横軸が1Hの縦軸が15Nの化学シフト。H3N末テールの36個のアミノ酸シグナルをクロマトソーム(赤)、H4アセチル化クロマトソーム(黒)、NCP(青)で重ね書き。右図は6番のトレオニン、7番のアラニン、8番のアルギニンの各シグナルの拡大図である
アセチル化酵素を加えた後で、NCP(青)、アセチル化クロマトソーム(黒)、クロマトソーム(緑)、ヌクレオソーム(赤)中のH3N末テールのリシン14番のNMRシグナルのアセチル化による強度変化を各時間でプロットした
今後の展開
ヘテロクロマチンの形成は細胞の分化やがん化に於いて非常に重要で、ヘテロクロマチン構造の異常は個々の遺伝子の発現パターンを大きく変化させ、これが発がん過程、あるいは悪性化へ寄与しています。本研究で解明したユークロマチン形成とヘテロクロマチン形成に関与するリンカーヒストンH1の分子機構の解明は細胞分化や発がん過程の理解に役立つと考えられます。
研究費
本研究は、AMED創薬等ライフサイエンス研究支援基盤事業、文部科学省「先端研究基盤共用促進事業(共用プラットフォーム形成支援プログラム) NMR共用プラットフォーム」、JSPS科研費(基盤B)の一環で行われました。
論文情報
タイトル: Linker histone H1 represses H3 tail acetylation induced by H4 tail acetylation and alters its dynamics
著者:Ayako Furukawa, Kenta Echigoya, Samuel Blazquez, Masatoshi Wakamori, Hideaki Ohtomo, Yasuo Tsunaka, Takashi Umehara, Tsuyoshi Terakawa, Yoshimasa Takizawa, Hitoshi Kurumizaka and Yoshifumi Nishimura
掲載雑誌:Communications Biology
DOI:https://doi.org/10.1038/s42003-026-09926-y
用語説明
*1 Cryo-EM(クライオ電子顕微鏡):解析試料を氷の中に分散し、電子顕微鏡で分散した各々の試料を個別に解析し、多数の電子顕微鏡像から3次元構造を再構築する。通常の電子顕微鏡では試料が真空中で干からびた構造になるが、Cryo-EMでは水溶液中の試料の3次元構造を氷の中に固めた状態で測定できるのでより機能構造が判る。最近の技術的な進歩により原子レベルでタンパク質やDNAとの複合体構造が解析できるようになった。
*2 CGMD(粗視化分子動力学計算):タンパク質中の全原子に基づく分子動力学計算に代わり、粗く原子集団で分子動力学計算を行う。
*3 NMR(核磁気共鳴):核スピンをもった原子核(1H、13C、15N)は強い磁場中で磁場の強度に応じて特異的にラジオ波(600MHz、800MHz、950MHz)を吸収し、タンパク質中の原子核の動的な情報を与える。ふらふらと揺らいでいるタンパク質部位の原子レベルでの同定が可能である。
参考文献
- Furukawa A, Wakamori M, Arimura Y, Ohtomo H, Tsunaka Y, Kurumizaka H, Umehara T, Nishimura Y. Acetylated histone H4 tail enhances histone H3 tail acetylation by altering their mutual dynamics in the nucleosome. Proc. Natl. Acad. Sci. U S A. 117, 19661-19663 (2020). doi: 10.1073/pnas.2010506117.

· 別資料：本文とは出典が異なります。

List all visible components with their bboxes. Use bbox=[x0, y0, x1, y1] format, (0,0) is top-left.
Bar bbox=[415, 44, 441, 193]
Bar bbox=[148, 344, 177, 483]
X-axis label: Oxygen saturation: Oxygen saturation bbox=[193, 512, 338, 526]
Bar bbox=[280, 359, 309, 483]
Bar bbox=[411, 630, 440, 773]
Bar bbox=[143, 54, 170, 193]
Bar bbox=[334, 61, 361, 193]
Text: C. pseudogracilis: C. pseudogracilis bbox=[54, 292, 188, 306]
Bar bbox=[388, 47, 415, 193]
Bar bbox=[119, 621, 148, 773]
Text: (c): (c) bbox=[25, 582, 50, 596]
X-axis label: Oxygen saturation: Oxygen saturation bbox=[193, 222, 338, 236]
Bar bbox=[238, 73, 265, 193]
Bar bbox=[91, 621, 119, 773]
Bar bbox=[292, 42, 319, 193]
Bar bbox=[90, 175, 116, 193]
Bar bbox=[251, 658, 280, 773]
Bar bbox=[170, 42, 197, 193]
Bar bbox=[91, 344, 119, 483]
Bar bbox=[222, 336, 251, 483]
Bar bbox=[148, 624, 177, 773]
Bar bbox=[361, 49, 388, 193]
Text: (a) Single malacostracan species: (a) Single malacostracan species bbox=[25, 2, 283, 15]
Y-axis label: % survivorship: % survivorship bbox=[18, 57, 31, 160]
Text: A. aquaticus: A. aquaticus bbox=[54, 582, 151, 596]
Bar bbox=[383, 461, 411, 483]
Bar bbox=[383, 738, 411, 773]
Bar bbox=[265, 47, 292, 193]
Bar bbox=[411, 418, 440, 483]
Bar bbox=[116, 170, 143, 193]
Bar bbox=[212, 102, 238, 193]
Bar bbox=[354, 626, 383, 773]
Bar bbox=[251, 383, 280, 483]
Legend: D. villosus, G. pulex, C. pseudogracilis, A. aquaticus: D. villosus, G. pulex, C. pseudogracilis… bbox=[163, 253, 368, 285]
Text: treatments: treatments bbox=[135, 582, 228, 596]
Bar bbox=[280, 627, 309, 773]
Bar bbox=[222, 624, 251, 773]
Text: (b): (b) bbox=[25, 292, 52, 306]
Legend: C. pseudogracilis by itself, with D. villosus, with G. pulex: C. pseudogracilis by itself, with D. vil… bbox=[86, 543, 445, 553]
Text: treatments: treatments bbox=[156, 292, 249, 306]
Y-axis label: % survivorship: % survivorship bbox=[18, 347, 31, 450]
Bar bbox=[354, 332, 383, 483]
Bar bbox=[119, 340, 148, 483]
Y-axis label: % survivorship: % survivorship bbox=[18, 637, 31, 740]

- Furukawa A, Wakamori M, Arimura Y, Ohtomo H, Tsunaka Y, Kurumizaka H, Umehara T, Nishimura Y. Characteristic H3 N-tail dynamics in the nucleosome core particle, nucleosome, and chromatosome. iScience. 2022; 25:103937. doi: 10.1016/j.isci.2022.103937.
- Tsunaka Y, Furukawa A, Nishimura Y. Histone tail network and modulation in a nucleosome. Curr Opin Struct Biol. 2022 75: 102436. doi: 10.1016/j.sbi.2022.102436.
- Okuda M., Tsunaka Y., Nishimura Y. Dynamic structures of intrinsically disordered proteins related to the general transcription factor TFIIH, nucleosomes, and histone chaperones. Biophys Rev. 2022 14:1449-1472. doi: 10.1007/s12551-022-01014-9.
- Zhou, B., Feng, H., Kale, S., Fox, T., Khant, H., de Val, N., Ghirlando, R., Panchenko, A., and Bai, Y. Distinct Structures and Dynamics of Chromatosomes with Different Human Linker Histone Isoforms. Mol Cell 81, 166-182 (2021).